The rays of light beaming into my bedroom remind me that another magical Spring morning awaits.  As I sit up in bed, I notice the never ending pile of laundry that can no longer be contained by the hamper. I look away only to glimpse the stack of bills demanding to be paid. I glide over to the window and lift the dusty blinds only to hear the dead grass snicker, "Try to plant something Jamie. You will never win."  Horrified I rush to the bathroom to discover soap scum and some black stuff in the shower that will not be defeated by any scrubbing bubbles.  And then there are last year's shorts stacked neatly and patiently waiting...knowing that the weatherman is predicting 80's this week...the time has come.  Mental note..."After I make the boys breakfast gotta head to Target to buy some new shorts.  Hmm, I wonder if anyone will notice if I buy the maternity ones?"

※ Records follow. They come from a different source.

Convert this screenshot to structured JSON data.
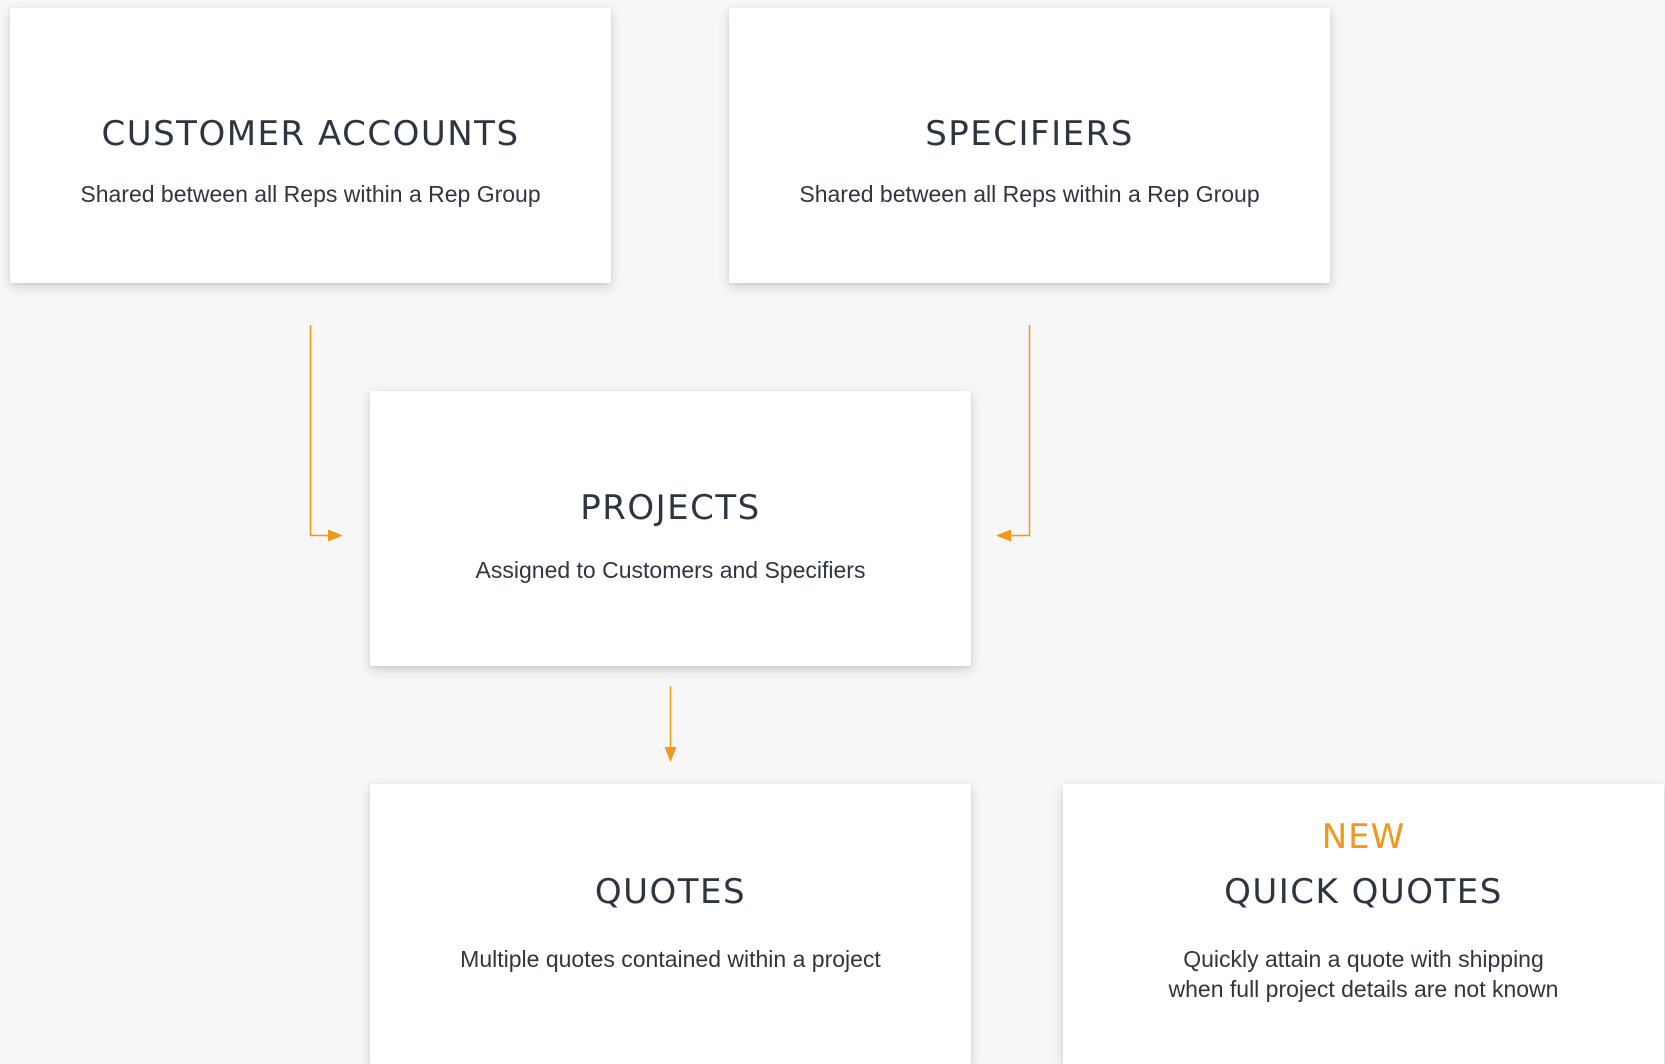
{
  "colors": {
    "background": "#f7f7f7",
    "card": "#ffffff",
    "text": "#2e3640",
    "accent": "#f0981c"
  },
  "cards": {
    "customer_accounts": {
      "title": "CUSTOMER ACCOUNTS",
      "subtitle": "Shared between all Reps within a Rep Group"
    },
    "specifiers": {
      "title": "SPECIFIERS",
      "subtitle": "Shared between all Reps within a Rep Group"
    },
    "projects": {
      "title": "PROJECTS",
      "subtitle": "Assigned to Customers and Specifiers"
    },
    "quotes": {
      "title": "QUOTES",
      "subtitle": "Multiple quotes contained within a project"
    },
    "quick_quotes": {
      "badge": "NEW",
      "title": "QUICK QUOTES",
      "subtitle_line1": "Quickly attain a quote with shipping",
      "subtitle_line2": "when full project details are not known"
    }
  },
  "connectors": [
    {
      "from": "customer_accounts",
      "to": "projects"
    },
    {
      "from": "specifiers",
      "to": "projects"
    },
    {
      "from": "projects",
      "to": "quotes"
    }
  ]
}
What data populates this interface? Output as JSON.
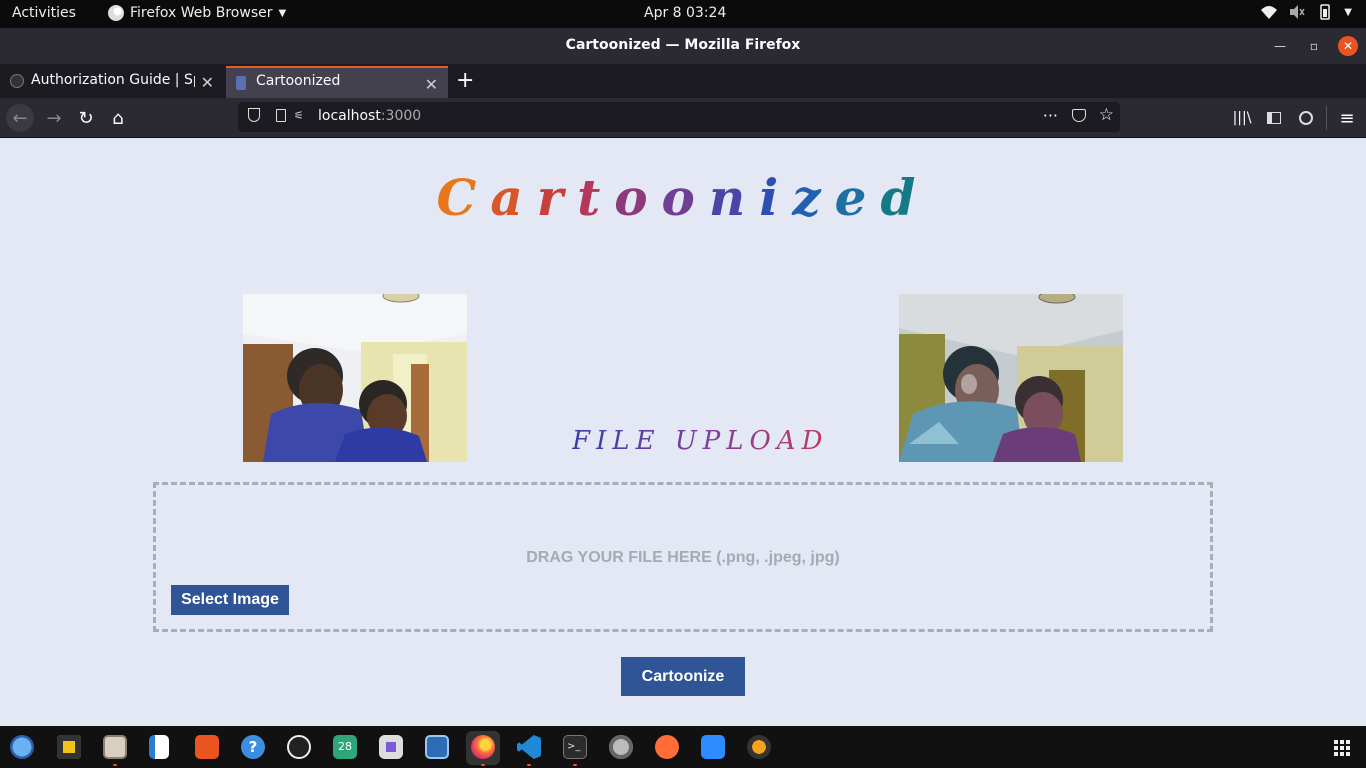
{
  "topbar": {
    "activities": "Activities",
    "app_name": "Firefox Web Browser",
    "clock": "Apr 8  03:24"
  },
  "window": {
    "title": "Cartoonized — Mozilla Firefox"
  },
  "tabs": [
    {
      "label": "Authorization Guide | Spotify",
      "active": false
    },
    {
      "label": "Cartoonized",
      "active": true
    }
  ],
  "urlbar": {
    "host": "localhost",
    "port": ":3000"
  },
  "page": {
    "brand": [
      "C",
      "a",
      "r",
      "t",
      "o",
      "o",
      "n",
      "i",
      "z",
      "e",
      "d"
    ],
    "brand_colors": [
      "#e8761a",
      "#d7562a",
      "#c8403b",
      "#b4385a",
      "#8d3a7c",
      "#6e3f94",
      "#4b45a6",
      "#2f4fb2",
      "#2560b0",
      "#1f6fa2",
      "#157a88"
    ],
    "upload_title": "FILE UPLOAD",
    "drop_text": "DRAG YOUR FILE HERE (.png, .jpeg, jpg)",
    "select_button": "Select Image",
    "cartoonize_button": "Cartoonize",
    "photos": {
      "original_alt": "original-photo",
      "cartoon_alt": "cartoonized-photo"
    }
  },
  "dock": {
    "icons": [
      "thunderbird-icon",
      "rhythmbox-icon",
      "files-icon",
      "writer-icon",
      "software-icon",
      "help-icon",
      "obs-icon",
      "calendar-icon",
      "screenshot-icon",
      "app-icon",
      "firefox-icon",
      "vscode-icon",
      "terminal-icon",
      "settings-icon",
      "postman-icon",
      "zoom-icon",
      "flstudio-icon"
    ],
    "calendar_day": "28"
  },
  "colors": {
    "accent": "#2f5597",
    "ubuntu_orange": "#e95420",
    "page_bg": "#e3e8f4"
  }
}
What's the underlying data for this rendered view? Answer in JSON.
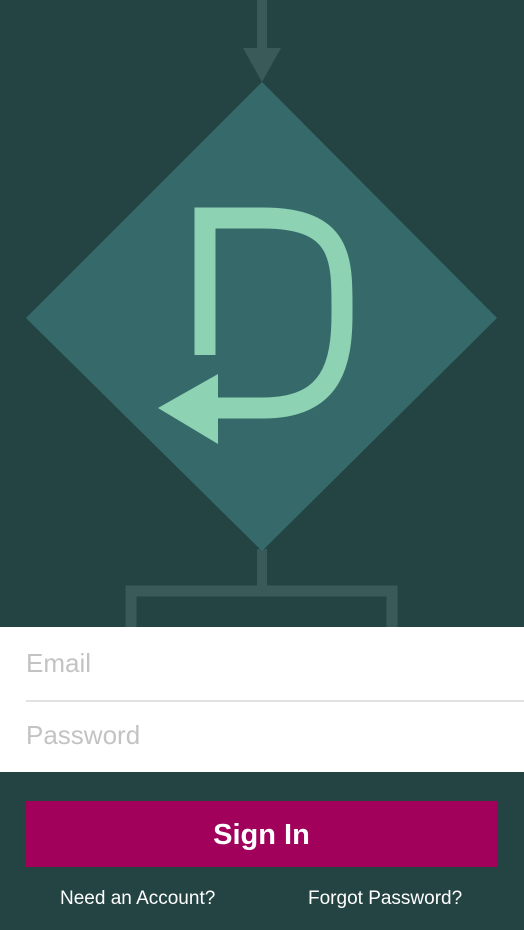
{
  "hero": {
    "logo_icon": "loop-arrow-d-logo-icon",
    "colors": {
      "background": "#244444",
      "diamond": "#366a6a",
      "connector": "#3a5959",
      "logo": "#8dd2b3"
    }
  },
  "form": {
    "email": {
      "placeholder": "Email",
      "value": ""
    },
    "password": {
      "placeholder": "Password",
      "value": ""
    }
  },
  "actions": {
    "sign_in_label": "Sign In",
    "sign_in_color": "#a1005b",
    "need_account_label": "Need an Account?",
    "forgot_password_label": "Forgot Password?"
  }
}
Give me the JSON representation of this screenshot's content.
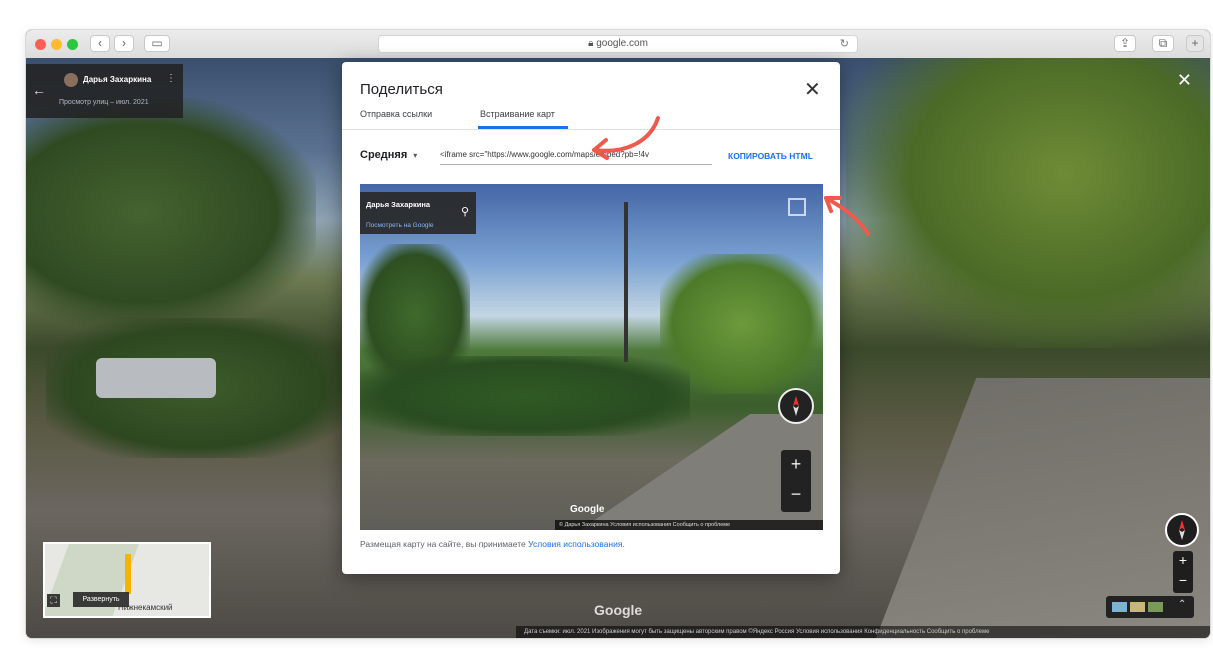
{
  "browser": {
    "url": "google.com",
    "traffic_colors": [
      "#fe5f57",
      "#febb2e",
      "#28c840"
    ]
  },
  "streetview": {
    "contributor_name": "Дарья Захаркина",
    "contributor_subtitle": "Просмотр улиц – июл. 2021",
    "minimap_expand_label": "Развернуть",
    "minimap_city_label": "Нижнекамский",
    "google_logo": "Google",
    "footer_text": "Дата съемки: июл. 2021   Изображения могут быть защищены авторским правом   ©Яндекс   Россия   Условия использования   Конфиденциальность   Сообщить о проблеме"
  },
  "share_dialog": {
    "title": "Поделиться",
    "tabs": [
      {
        "label": "Отправка ссылки",
        "active": false
      },
      {
        "label": "Встраивание карт",
        "active": true
      }
    ],
    "size_select": "Средняя",
    "embed_code": "<iframe src=\"https://www.google.com/maps/embed?pb=!4v",
    "copy_label": "КОПИРОВАТЬ HTML",
    "preview": {
      "contributor_name": "Дарья Захаркина",
      "view_link": "Посмотреть на Google",
      "google_logo": "Google",
      "footer_text": "© Дарья Захаркина   Условия использования   Сообщить о проблеме"
    },
    "terms_prefix": "Размещая карту на сайте, вы принимаете ",
    "terms_link": "Условия использования."
  },
  "colors": {
    "accent": "#1a73e8",
    "annotation_arrow": "#ef5a4c"
  }
}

I don't know when my life stopped being fun?  Somewhere in the midst of children, marriage, illness, divorce, debt, and responsibilities I have lost the ability to feel joy.  In fact, I am not sure I even know what the word means anymore.  I was sharing with a high school friend how frustrated I was with myself. He said something that made me laugh until I cried..."Stella got her groove back, so Jamie needs to get her joy back!"  At that moment, I realized that the choice was mine.  No matter our circumstances, we can indeed find joy.


I have faith.  I know God.  He loves me.  I pray.  I read.  I study.  But, do I rejoice?  Do I laugh?  Do I thank God for all of my blessings?  How can I live beyond the details of reality to find my joy? I am certain that joy cannot be found in people, places, or things.  However, when I allow God to guide and direct my path I am blessed by who and what he uses to bring real meaning to my life.  I have set forth a challenge to myself...dwell in those places that make me smile...be surrounded by individuals that bring light to my soul.  Today...jumping on the trampoline with my boys. 



 

Tuesday, April 9, 2013

I'm Back!!!


The sun is shining, birds are chirping, and I am smiling.  I have missed writing so much over the past few months.  I visited a new church this weekend and the pastor said, "if you are really good at excuses you are probably not good at anything else."  I am REALLY good at making excuses. 

One of my dreams has been publishing a book.  I have allowed fear and doubt to keep me from at the very least getting "my story" on paper.  I thought it would be appropriate that my first post for 2013 should be an excerpt from my untitled never to be finished book.  Tell me what you think...it starts off sad, but I know there will be a happy ending.


Whether you turn to the right or to the left your ears will hear a voice behind you saying, “This is the way, walk in it.”     Isaiah 30:21

****

I am worn out and tired having been handled far too roughly by this world.  I resemble one of those dirty and torn dollar bills that a clerk slyly passes to you during a transaction.  Sure the money is still useful and has value, but you hide it in the bottom of your wallet ashamed of its ugliness. Who is to blame for my condition?  I have wasted years grieving over painful situations and people I believe failed me.  I am tortured day and night by the fact that this is not how it was supposed to be. Just like that tattered dollar, perhaps I would be more comfortable tucked away and hidden.  The darkness of the pit calls out to me and so I take the slightest movement over the edge.  As I close my eyes and breathe deeply, I hear sweet voices calling out to me.  Should I trust their words of comfort and love, or disappear into oblivion?  Far in the distance, I recognize the familiar steps along the dark roads that I have traveled.  Fearing I would not survive, I have moved through all of my days with a frantic rush anticipating my breakthrough just around the bend.  Now as I stand at the end, I discover that I missed the lessons that were hidden in each experience.  Can I go back and reconnect the dots of my fragmented journey and have it all make sense?   Do I release the past and move forward hoping that I am stronger and wiser simply because I have survived? This is my final goodbye to what might have been as I claim what IS.  The person that I created has been stripped bare of everything. And yet, I have been given a precious gift…a second chance for it all to be different.  This is the beginning of me.